Too Big To Be Competent
I hate the term Too Big To Fail because it’s a loaded premise presented as fact. But looking at the weasel parentheticals, maybe we should start asking if the banks as too big to be competent. I mean, why do the banks need a ‘hey, we tried but didn’t have enough time to stop the sale’ exemption? If the B.O.Bs want their lawyer or trustee to call off a foreclosure sale, all they need is two things: a) to contact their agent and b) have a competent agent.
What does “took appropriate steps to stop the sale” mean, anyway? Does it mean that someone at the bank left a message or two with foreclosure counsel? If the B.O.B.s made a real effort to stop the sale but their agents did it anyway, why isn’t that the B.O.B’s fault for having incompetent agents? Doesn’t giving the B.O.B. a pass remove any incentive to have competent (and thus more expensive) agents?

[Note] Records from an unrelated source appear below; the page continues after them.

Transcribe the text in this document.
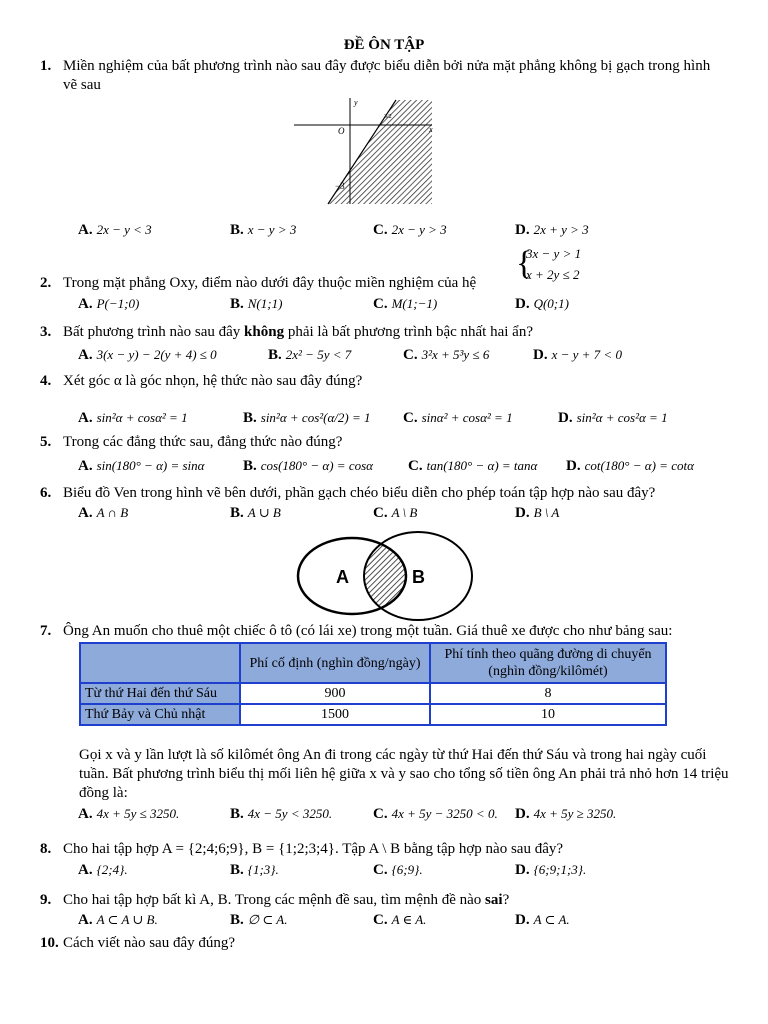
ĐỀ ÔN TẬP
1. Miền nghiệm của bất phương trình nào sau đây được biểu diễn bởi nửa mặt phẳng không bị gạch trong hình vẽ sau
y
x
O
−3
3/2
A. 2x − y < 3	B. x − y > 3	C. 2x − y > 3	D. 2x + y > 3
2. Trong mặt phẳng Oxy, điểm nào dưới đây thuộc miền nghiệm của hệ
{
3x − y > 1
x + 2y ≤ 2
A. P(−1;0)	B. N(1;1)	C. M(1;−1)	D. Q(0;1)
3. Bất phương trình nào sau đây không phải là bất phương trình bậc nhất hai ẩn?
A. 3(x − y) − 2(y + 4) ≤ 0	B. 2x² − 5y < 7	C. 3²x + 5³y ≤ 6	D. x − y + 7 < 0
4. Xét góc α là góc nhọn, hệ thức nào sau đây đúng?
A. sin²α + cosα² = 1	B. sin²α + cos²(α/2) = 1 C. sinα² + cosα² = 1	D. sin²α + cos²α = 1
5. Trong các đẳng thức sau, đẳng thức nào đúng?
A. sin(180° − α) = sinα	B. cos(180° − α) = cosα C. tan(180° − α) = tanα D. cot(180° − α) = cotα
6. Biểu đồ Ven trong hình vẽ bên dưới, phần gạch chéo biểu diễn cho phép toán tập hợp nào sau đây?
A. A ∩ B	B. A ∪ B	C. A \ B	D. B \ A
A	B
7. Ông An muốn cho thuê một chiếc ô tô (có lái xe) trong một tuần. Giá thuê xe được cho như bảng sau:
	Phí cố định (nghìn đồng/ngày)	Phí tính theo quãng đường di chuyển (nghìn đồng/kilômét)
Từ thứ Hai đến thứ Sáu	900	8
Thứ Bảy và Chủ nhật	1500	10
Gọi x và y lần lượt là số kilômét ông An đi trong các ngày từ thứ Hai đến thứ Sáu và trong hai ngày cuối tuần. Bất phương trình biểu thị mối liên hệ giữa x và y sao cho tổng số tiền ông An phải trả nhỏ hơn 14 triệu đồng là:
A. 4x + 5y ≤ 3250.	B. 4x − 5y < 3250.	C. 4x + 5y − 3250 < 0. D. 4x + 5y ≥ 3250.
8. Cho hai tập hợp A = {2;4;6;9}, B = {1;2;3;4}. Tập A \ B bằng tập hợp nào sau đây?
A. {2;4}.	B. {1;3}.	C. {6;9}.	D. {6;9;1;3}.
9. Cho hai tập hợp bất kì A, B. Trong các mệnh đề sau, tìm mệnh đề nào sai?
A. A ⊂ A ∪ B.	B. ∅ ⊂ A.	C. A ∈ A.	D. A ⊂ A.
10. Cách viết nào sau đây đúng?
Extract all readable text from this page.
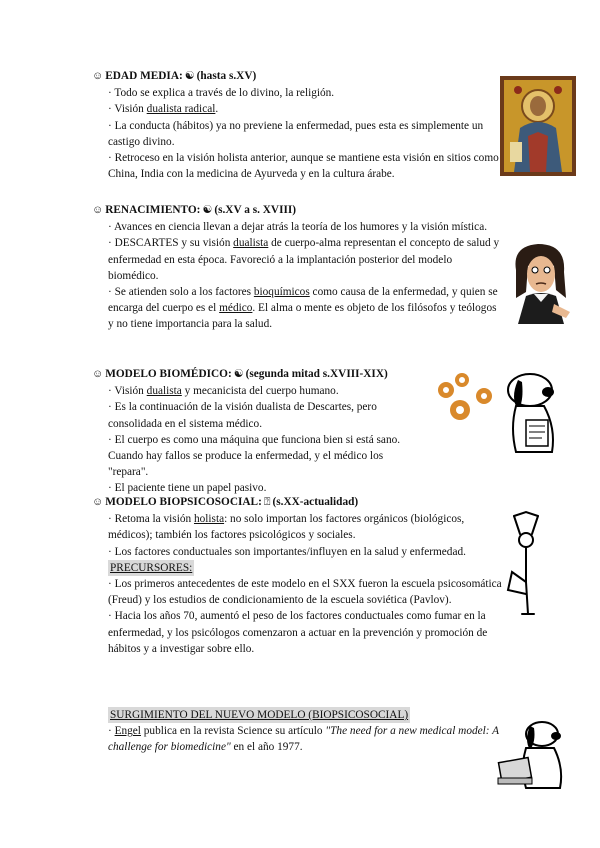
☺ EDAD MEDIA: ☯ (hasta s.XV)
· Todo se explica a través de lo divino, la religión.
· Visión dualista radical.
· La conducta (hábitos) ya no previene la enfermedad, pues esta es simplemente un castigo divino.
· Retroceso en la visión holista anterior, aunque se mantiene esta visión en sitios como China, India con la medicina de Ayurveda y en la cultura árabe.
☺ RENACIMIENTO: ☯ (s.XV a s. XVIII)
· Avances en ciencia llevan a dejar atrás la teoría de los humores y la visión mística.
· DESCARTES y su visión dualista de cuerpo-alma representan el concepto de salud y enfermedad en esta época. Favoreció a la implantación posterior del modelo biomédico.
· Se atienden solo a los factores bioquímicos como causa de la enfermedad, y quien se encarga del cuerpo es el médico. El alma o mente es objeto de los filósofos y teólogos y no tiene importancia para la salud.
☺ MODELO BIOMÉDICO: ☯ (segunda mitad s.XVIII-XIX)
· Visión dualista y mecanicista del cuerpo humano.
· Es la continuación de la visión dualista de Descartes, pero consolidada en el sistema médico.
· El cuerpo es como una máquina que funciona bien si está sano. Cuando hay fallos se produce la enfermedad, y el médico los "repara".
· El paciente tiene un papel pasivo.
☺ MODELO BIOPSICOSOCIAL: ⍰ (s.XX-actualidad)
· Retoma la visión holista: no solo importan los factores orgánicos (biológicos, médicos); también los factores psicológicos y sociales.
· Los factores conductuales son importantes/influyen en la salud y enfermedad.
PRECURSORES:
· Los primeros antecedentes de este modelo en el SXX fueron la escuela psicosomática (Freud) y los estudios de condicionamiento de la escuela soviética (Pavlov).
· Hacia los años 70, aumentó el peso de los factores conductuales como fumar en la enfermedad, y los psicólogos comenzaron a actuar en la prevención y promoción de hábitos y a investigar sobre ello.
SURGIMIENTO DEL NUEVO MODELO (BIOPSICOSOCIAL)
· Engel publica en la revista Science su artículo "The need for a new medical model: A challenge for biomedicine" en el año 1977.
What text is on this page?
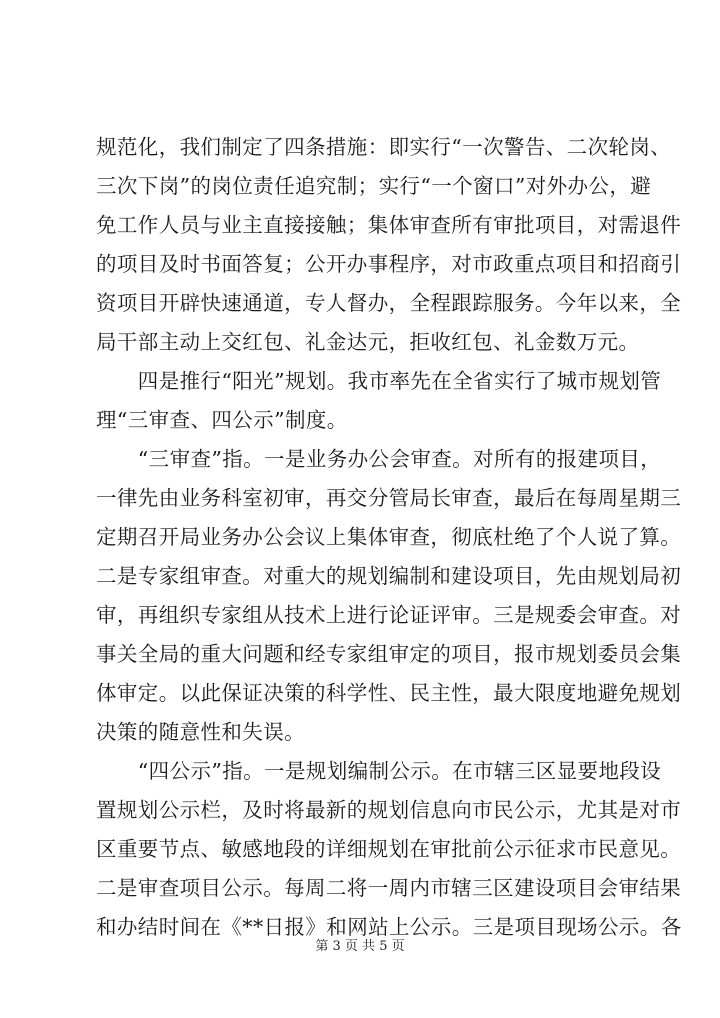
规范化，我们制定了四条措施：即实行“一次警告、二次轮岗、
三次下岗”的岗位责任追究制；实行“一个窗口”对外办公，避
免工作人员与业主直接接触；集体审查所有审批项目，对需退件
的项目及时书面答复；公开办事程序，对市政重点项目和招商引
资项目开辟快速通道，专人督办，全程跟踪服务。今年以来，全
局干部主动上交红包、礼金达元，拒收红包、礼金数万元。
　　四是推行“阳光”规划。我市率先在全省实行了城市规划管
理“三审查、四公示”制度。
　　“三审查”指。一是业务办公会审查。对所有的报建项目，
一律先由业务科室初审，再交分管局长审查，最后在每周星期三
定期召开局业务办公会议上集体审查，彻底杜绝了个人说了算。
二是专家组审查。对重大的规划编制和建设项目，先由规划局初
审，再组织专家组从技术上进行论证评审。三是规委会审查。对
事关全局的重大问题和经专家组审定的项目，报市规划委员会集
体审定。以此保证决策的科学性、民主性，最大限度地避免规划
决策的随意性和失误。
　　“四公示”指。一是规划编制公示。在市辖三区显要地段设
置规划公示栏，及时将最新的规划信息向市民公示，尤其是对市
区重要节点、敏感地段的详细规划在审批前公示征求市民意见。
二是审查项目公示。每周二将一周内市辖三区建设项目会审结果
和办结时间在《**日报》和网站上公示。三是项目现场公示。各
第 3 页 共 5 页
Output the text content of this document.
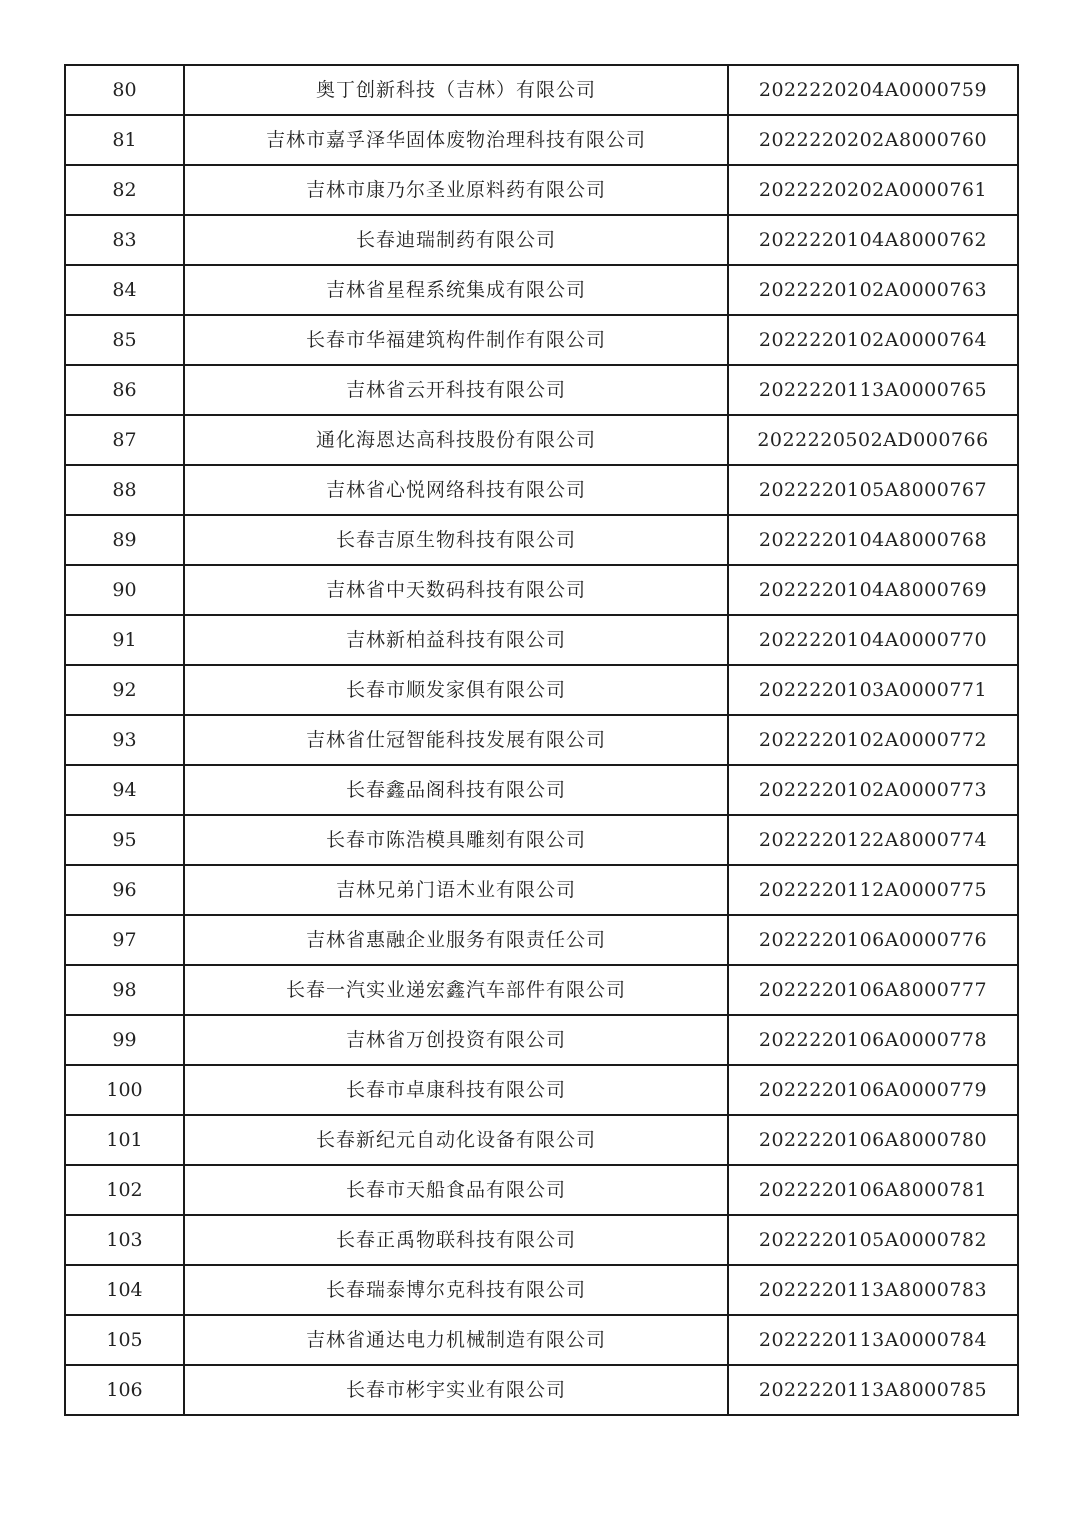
80	奥丁创新科技（吉林）有限公司	2022220204A0000759
81	吉林市嘉孚泽华固体废物治理科技有限公司	2022220202A8000760
82	吉林市康乃尔圣业原料药有限公司	2022220202A0000761
83	长春迪瑞制药有限公司	2022220104A8000762
84	吉林省星程系统集成有限公司	2022220102A0000763
85	长春市华福建筑构件制作有限公司	2022220102A0000764
86	吉林省云开科技有限公司	2022220113A0000765
87	通化海恩达高科技股份有限公司	2022220502AD000766
88	吉林省心悦网络科技有限公司	2022220105A8000767
89	长春吉原生物科技有限公司	2022220104A8000768
90	吉林省中天数码科技有限公司	2022220104A8000769
91	吉林新柏益科技有限公司	2022220104A0000770
92	长春市顺发家俱有限公司	2022220103A0000771
93	吉林省仕冠智能科技发展有限公司	2022220102A0000772
94	长春鑫品阁科技有限公司	2022220102A0000773
95	长春市陈浩模具雕刻有限公司	2022220122A8000774
96	吉林兄弟门语木业有限公司	2022220112A0000775
97	吉林省惠融企业服务有限责任公司	2022220106A0000776
98	长春一汽实业递宏鑫汽车部件有限公司	2022220106A8000777
99	吉林省万创投资有限公司	2022220106A0000778
100	长春市卓康科技有限公司	2022220106A0000779
101	长春新纪元自动化设备有限公司	2022220106A8000780
102	长春市天船食品有限公司	2022220106A8000781
103	长春正禹物联科技有限公司	2022220105A0000782
104	长春瑞泰博尔克科技有限公司	2022220113A8000783
105	吉林省通达电力机械制造有限公司	2022220113A0000784
106	长春市彬宇实业有限公司	2022220113A8000785
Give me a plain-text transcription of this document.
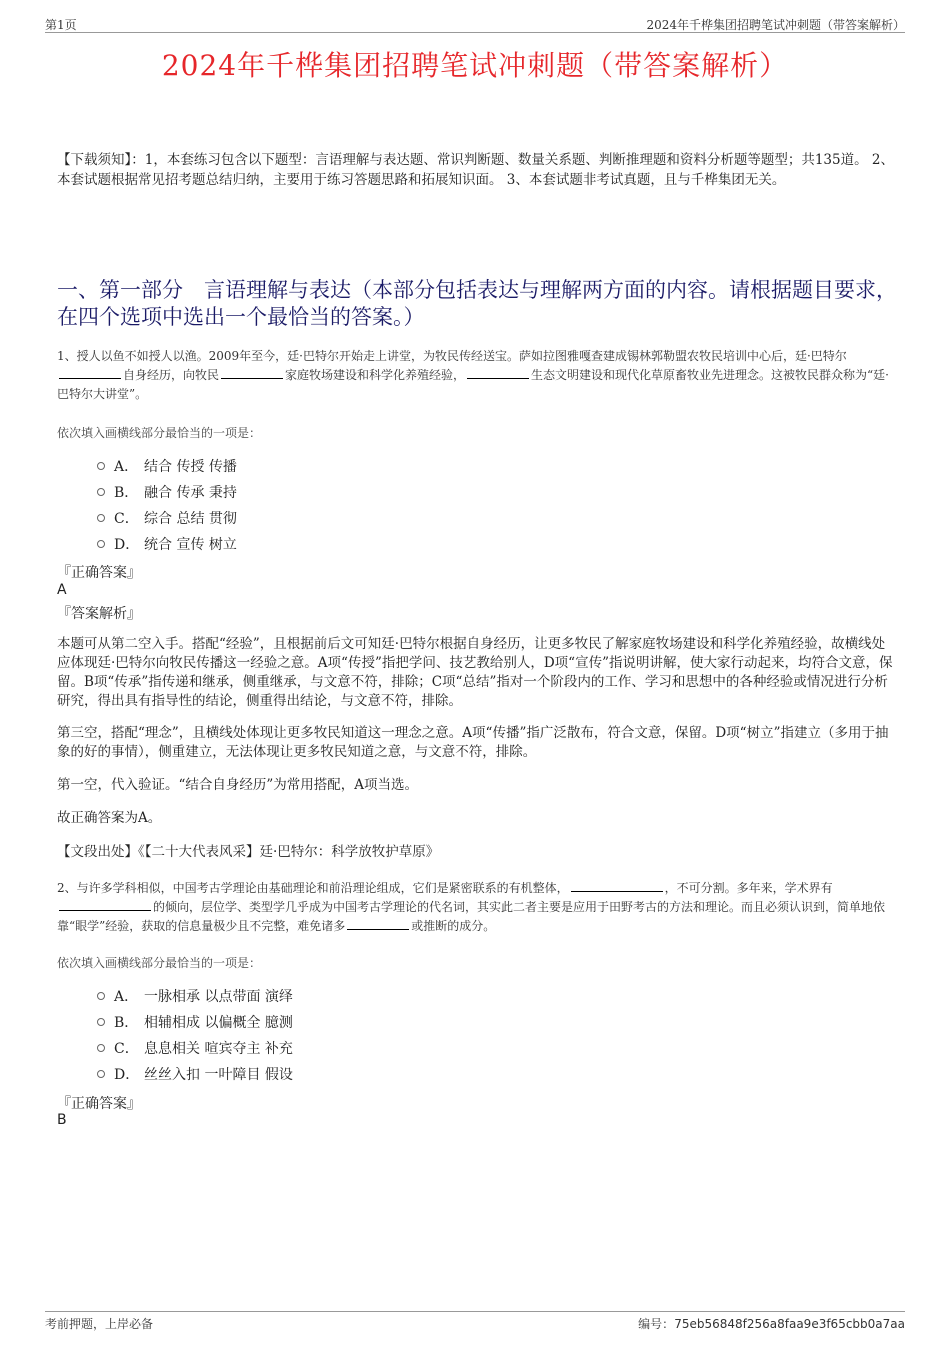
第1页	2024年千桦集团招聘笔试冲刺题（带答案解析）
2024年千桦集团招聘笔试冲刺题（带答案解析）
【下载须知】：1，本套练习包含以下题型：言语理解与表达题、常识判断题、数量关系题、判断推理题和资料分析题等题型；共135道。 2、本套试题根据常见招考题总结归纳，主要用于练习答题思路和拓展知识面。 3、本套试题非考试真题，且与千桦集团无关。
一、第一部分　言语理解与表达（本部分包括表达与理解两方面的内容。请根据题目要求，在四个选项中选出一个最恰当的答案。）
1、授人以鱼不如授人以渔。2009年至今，廷·巴特尔开始走上讲堂，为牧民传经送宝。萨如拉图雅嘎查建成锡林郭勒盟农牧民培训中心后，廷·巴特尔自身经历，向牧民	家庭牧场建设和科学化养殖经验，	生态文明建设和现代化草原畜牧业先进理念。这被牧民群众称为“廷·巴特尔大讲堂”。
依次填入画横线部分最恰当的一项是：
A． 结合 传授 传播
B． 融合 传承 秉持
C． 综合 总结 贯彻
D． 统合 宣传 树立
『正确答案』
A
『答案解析』
本题可从第二空入手。搭配“经验”，且根据前后文可知廷·巴特尔根据自身经历，让更多牧民了解家庭牧场建设和科学化养殖经验，故横线处应体现廷·巴特尔向牧民传播这一经验之意。A项“传授”指把学问、技艺教给别人，D项“宣传”指说明讲解，使大家行动起来，均符合文意，保留。B项“传承”指传递和继承，侧重继承，与文意不符，排除；C项“总结”指对一个阶段内的工作、学习和思想中的各种经验或情况进行分析研究，得出具有指导性的结论，侧重得出结论，与文意不符，排除。
第三空，搭配“理念”，且横线处体现让更多牧民知道这一理念之意。A项“传播”指广泛散布，符合文意，保留。D项“树立”指建立（多用于抽象的好的事情），侧重建立，无法体现让更多牧民知道之意，与文意不符，排除。
第一空，代入验证。“结合自身经历”为常用搭配，A项当选。
故正确答案为A。
【文段出处】《【二十大代表风采】廷·巴特尔：科学放牧护草原》
2、与许多学科相似，中国考古学理论由基础理论和前沿理论组成，它们是紧密联系的有机整体，	，不可分割。多年来，学术界有的倾向，层位学、类型学几乎成为中国考古学理论的代名词，其实此二者主要是应用于田野考古的方法和理论。而且必须认识到，简单地依靠“眼学”经验，获取的信息量极少且不完整，难免诸多	或推断的成分。
依次填入画横线部分最恰当的一项是：
A． 一脉相承 以点带面 演绎
B． 相辅相成 以偏概全 臆测
C． 息息相关 喧宾夺主 补充
D． 丝丝入扣 一叶障目 假设
『正确答案』
B
考前押题，上岸必备	编号：75eb56848f256a8faa9e3f65cbb0a7aa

Wrongfully selling someone’s home should be a strict liability issue. Strict liability is, well, strict: no one cares what you were trying to do, what your intentions were, what you did or didn’t do. Did the harm happen? Then you’re responsible.
Before you give me any, hey, let’s be reasonable here, a business needs to operate and we’re so big some mistakes will happen, remember what we are talking about: homes; property rights; land records; fundamental fairness. How can the B.O.Bs be held to any standard other than strict liability when it comes to wrongfully selling a home?
Note, I’ve only dissected a handful of key metrics; remember, there’s 14 pages of these, each with their Columns C, D and F.